The real battle is information, the diagnosis of MSA and finding a knowledgeable Doctor is a struggle and that’s where I hope to help my fellow Canadians. I hope to do this by gathering all the useful information and resources I can collect into one central location. I would also encourage any person or organization that wishes to contribute to feel free to post content to this site or an email address/link and I will respond asap.

My initial personal experience was one of frustration and disappointment followed by some seriously amazing support! I will share my experiences with you in an effort to hopefully spare you some of my frustrations! I suffered with chronic exhaustion, stiffness of joints, sore muscles with various other ailments and symptoms. My doctor did test after test, I visited specialist galore all to no avail, these were later identified as MSA symptoms.

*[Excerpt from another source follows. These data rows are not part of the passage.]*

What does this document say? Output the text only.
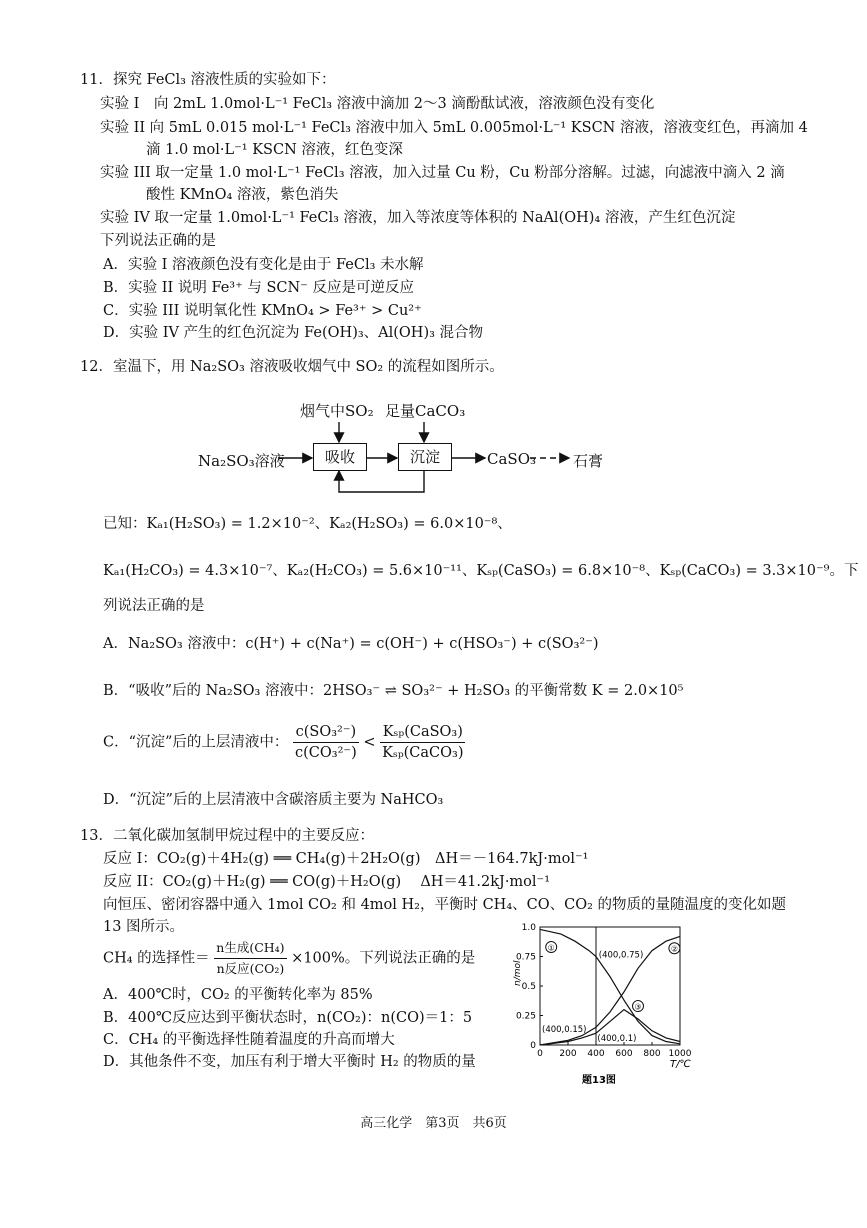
11．探究 FeCl₃ 溶液性质的实验如下：
实验 I　向 2mL 1.0mol·L⁻¹ FeCl₃ 溶液中滴加 2～3 滴酚酞试液，溶液颜色没有变化
实验 II 向 5mL 0.015 mol·L⁻¹ FeCl₃ 溶液中加入 5mL 0.005mol·L⁻¹ KSCN 溶液，溶液变红色，再滴加 4
滴 1.0 mol·L⁻¹ KSCN 溶液，红色变深
实验 III 取一定量 1.0 mol·L⁻¹ FeCl₃ 溶液，加入过量 Cu 粉，Cu 粉部分溶解。过滤，向滤液中滴入 2 滴
酸性 KMnO₄ 溶液，紫色消失
实验 IV 取一定量 1.0mol·L⁻¹ FeCl₃ 溶液，加入等浓度等体积的 NaAl(OH)₄ 溶液，产生红色沉淀
下列说法正确的是
A．实验 I 溶液颜色没有变化是由于 FeCl₃ 未水解
B．实验 II 说明 Fe³⁺ 与 SCN⁻ 反应是可逆反应
C．实验 III 说明氧化性 KMnO₄ > Fe³⁺ > Cu²⁺
D．实验 IV 产生的红色沉淀为 Fe(OH)₃、Al(OH)₃ 混合物
12．室温下，用 Na₂SO₃ 溶液吸收烟气中 SO₂ 的流程如图所示。
烟气中SO₂ 足量CaCO₃
Na₂SO₃溶液	吸收	沉淀	CaSO₃ 石膏
已知：Kₐ₁(H₂SO₃) = 1.2×10⁻²、Kₐ₂(H₂SO₃) = 6.0×10⁻⁸、
Kₐ₁(H₂CO₃) = 4.3×10⁻⁷、Kₐ₂(H₂CO₃) = 5.6×10⁻¹¹、Kₛₚ(CaSO₃) = 6.8×10⁻⁸、Kₛₚ(CaCO₃) = 3.3×10⁻⁹。下
列说法正确的是
A．Na₂SO₃ 溶液中：c(H⁺) + c(Na⁺) = c(OH⁻) + c(HSO₃⁻) + c(SO₃²⁻)
B．“吸收”后的 Na₂SO₃ 溶液中：2HSO₃⁻ ⇌ SO₃²⁻ + H₂SO₃ 的平衡常数 K = 2.0×10⁵
C．“沉淀”后的上层清液中： $\frac{\text{c(SO₃²⁻)}}{\text{c(CO₃²⁻)}} < \frac{\text{Kₛₚ(CaSO₃)}}{\text{Kₛₚ(CaCO₃)}}$
D．“沉淀”后的上层清液中含碳溶质主要为 NaHCO₃
13．二氧化碳加氢制甲烷过程中的主要反应：
反应 I：CO₂(g)＋4H₂(g) ══ CH₄(g)＋2H₂O(g)　ΔH＝－164.7kJ·mol⁻¹
反应 II：CO₂(g)＋H₂(g) ══ CO(g)＋H₂O(g)　 ΔH＝41.2kJ·mol⁻¹
向恒压、密闭容器中通入 1mol CO₂ 和 4mol H₂，平衡时 CH₄、CO、CO₂ 的物质的量随温度的变化如题
13 图所示。
CH₄ 的选择性＝ $\frac{\text{n生成(CH₄)}}{\text{n反应(CO₂)}} \times 100\%$。下列说法正确的是
A．400℃时，CO₂ 的平衡转化率为 85%
B．400℃反应达到平衡状态时，n(CO₂)：n(CO)＝1：5
C．CH₄ 的平衡选择性随着温度的升高而增大
D．其他条件不变，加压有利于增大平衡时 H₂ 的物质的量
0
0.25
0.5
0.75
1.0
0 200 400 600 800 1000
n/mol
T/℃
①	②
③
(400,0.75)
(400,0.15)
(400,0.1)
题13图
高三化学　第3页　共6页
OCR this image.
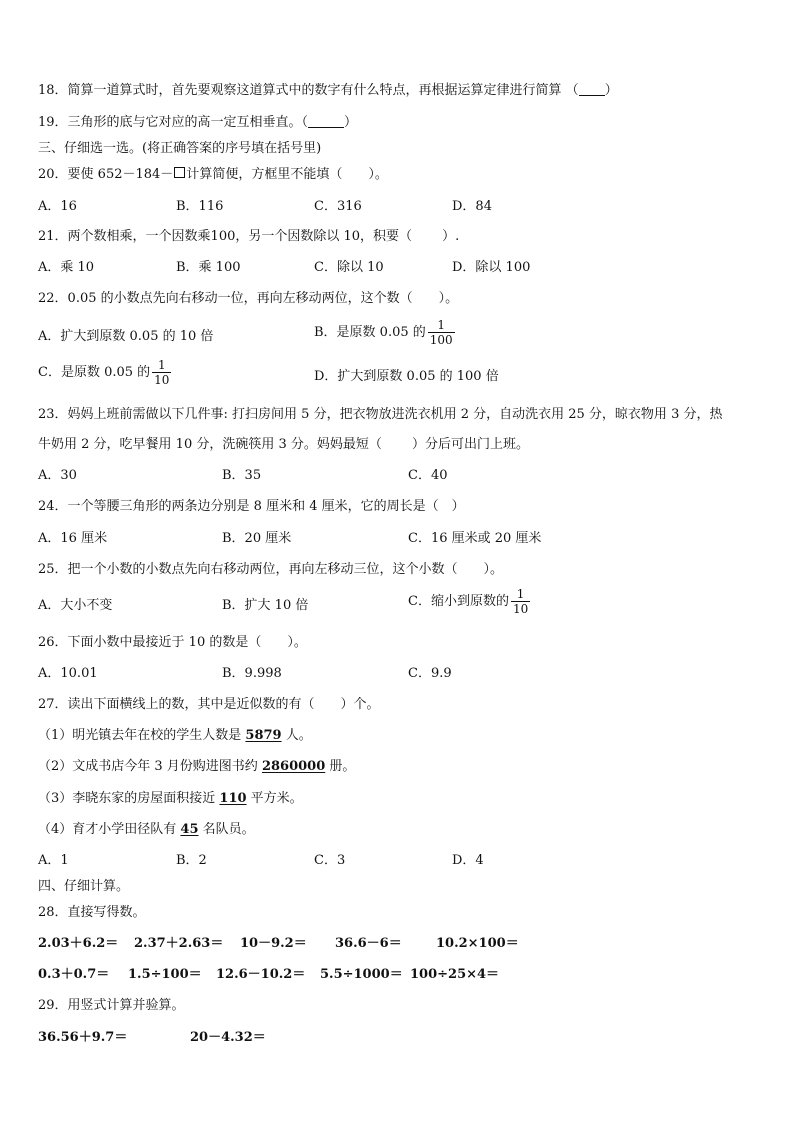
18．简算一道算式时，首先要观察这道算式中的数字有什么特点，再根据运算定律进行简算 （ ）
19．三角形的底与它对应的高一定互相垂直。（	）
三、仔细选一选。(将正确答案的序号填在括号里)
20．要使 652－184－ 计算简便，方框里不能填（　　）。
A．16	B．116	C．316	D．84
21．两个数相乘，一个因数乘100，另一个因数除以 10，积要（　　 ）.
A．乘 10	B．乘 100	C．除以 10	D．除以 100
22．0.05 的小数点先向右移动一位，再向左移动两位，这个数（　　）。
A．扩大到原数 0.05 的 10 倍	B．是原数 0.05 的 $\frac{1}{100}$
C．是原数 0.05 的 $\frac{1}{10}$	D．扩大到原数 0.05 的 100 倍
23．妈妈上班前需做以下几件事: 打扫房间用 5 分，把衣物放进洗衣机用 2 分，自动洗衣用 25 分，晾衣物用 3 分，热
牛奶用 2 分，吃早餐用 10 分，洗碗筷用 3 分。妈妈最短（　　 ）分后可出门上班。
A．30	B．35	C．40
24．一个等腰三角形的两条边分别是 8 厘米和 4 厘米，它的周长是（　）
A．16 厘米	B．20 厘米	C．16 厘米或 20 厘米
25．把一个小数的小数点先向右移动两位，再向左移动三位，这个小数（　　）。
A．大小不变	B．扩大 10 倍	C．缩小到原数的 $\frac{1}{10}$
26．下面小数中最接近于 10 的数是（　　）。
A．10.01	B．9.998	C．9.9
27．读出下面横线上的数，其中是近似数的有（　　）个。
（1）明光镇去年在校的学生人数是 5879 人。
（2）文成书店今年 3 月份购进图书约 2860000 册。
（3）李晓东家的房屋面积接近 110 平方米。
（4）育才小学田径队有 45 名队员。
A．1	B．2	C．3	D．4
四、仔细计算。
28．直接写得数。
2.03＋6.2＝ 2.37＋2.63＝ 10－9.2＝ 36.6－6＝	10.2×100＝
0.3＋0.7＝ 1.5÷100＝ 12.6－10.2＝ 5.5÷1000＝ 100÷25×4＝
29．用竖式计算并验算。
36.56＋9.7＝	20－4.32＝
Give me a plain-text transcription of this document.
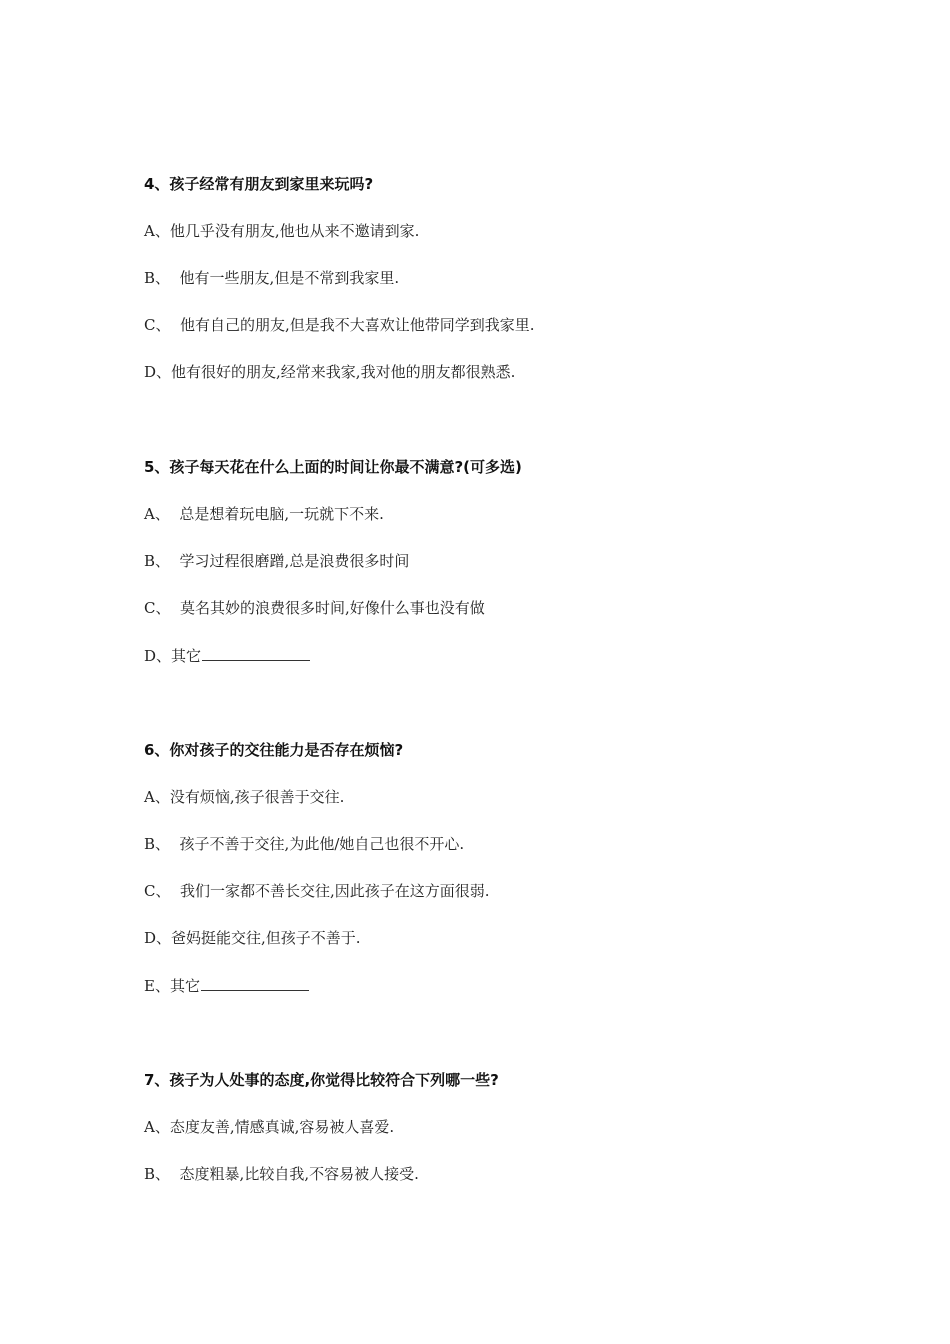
4、孩子经常有朋友到家里来玩吗?
A、他几乎没有朋友,他也从来不邀请到家.
B、  他有一些朋友,但是不常到我家里.
C、  他有自己的朋友,但是我不大喜欢让他带同学到我家里.
D、他有很好的朋友,经常来我家,我对他的朋友都很熟悉.
5、孩子每天花在什么上面的时间让你最不满意?(可多选)
A、  总是想着玩电脑,一玩就下不来.
B、  学习过程很磨蹭,总是浪费很多时间
C、  莫名其妙的浪费很多时间,好像什么事也没有做
D、其它
6、你对孩子的交往能力是否存在烦恼?
A、没有烦恼,孩子很善于交往.
B、  孩子不善于交往,为此他/她自己也很不开心.
C、  我们一家都不善长交往,因此孩子在这方面很弱.
D、爸妈挺能交往,但孩子不善于.
E、其它
7、孩子为人处事的态度,你觉得比较符合下列哪一些?
A、态度友善,情感真诚,容易被人喜爱.
B、  态度粗暴,比较自我,不容易被人接受.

The simple truth  was that my doctor simply had no exposure or experience with MSA, and it was only by luck that after years of working together to try and find out what was wrong we got a break. He was attending a seminar presented by Dr. Joyce Lee and after listening to an in depth diagnosis he realize that he indeed knew somebody that was showing the symptoms she was describing, me! Shortly after that I had a session where my blood pressure crashed into the low 70s and then skyrocketed to the high 190s at one point rose to 215 and above, totally out of control and unregulated!

This proved to be a turning point as we all know unregulated blood-pressure is one of the more serious problems with MSA and was confirmation of our suspicions! An appointment was booked with Dr. Joyce Lee for a conclusive diagnosis which turned out to be positive for MSA.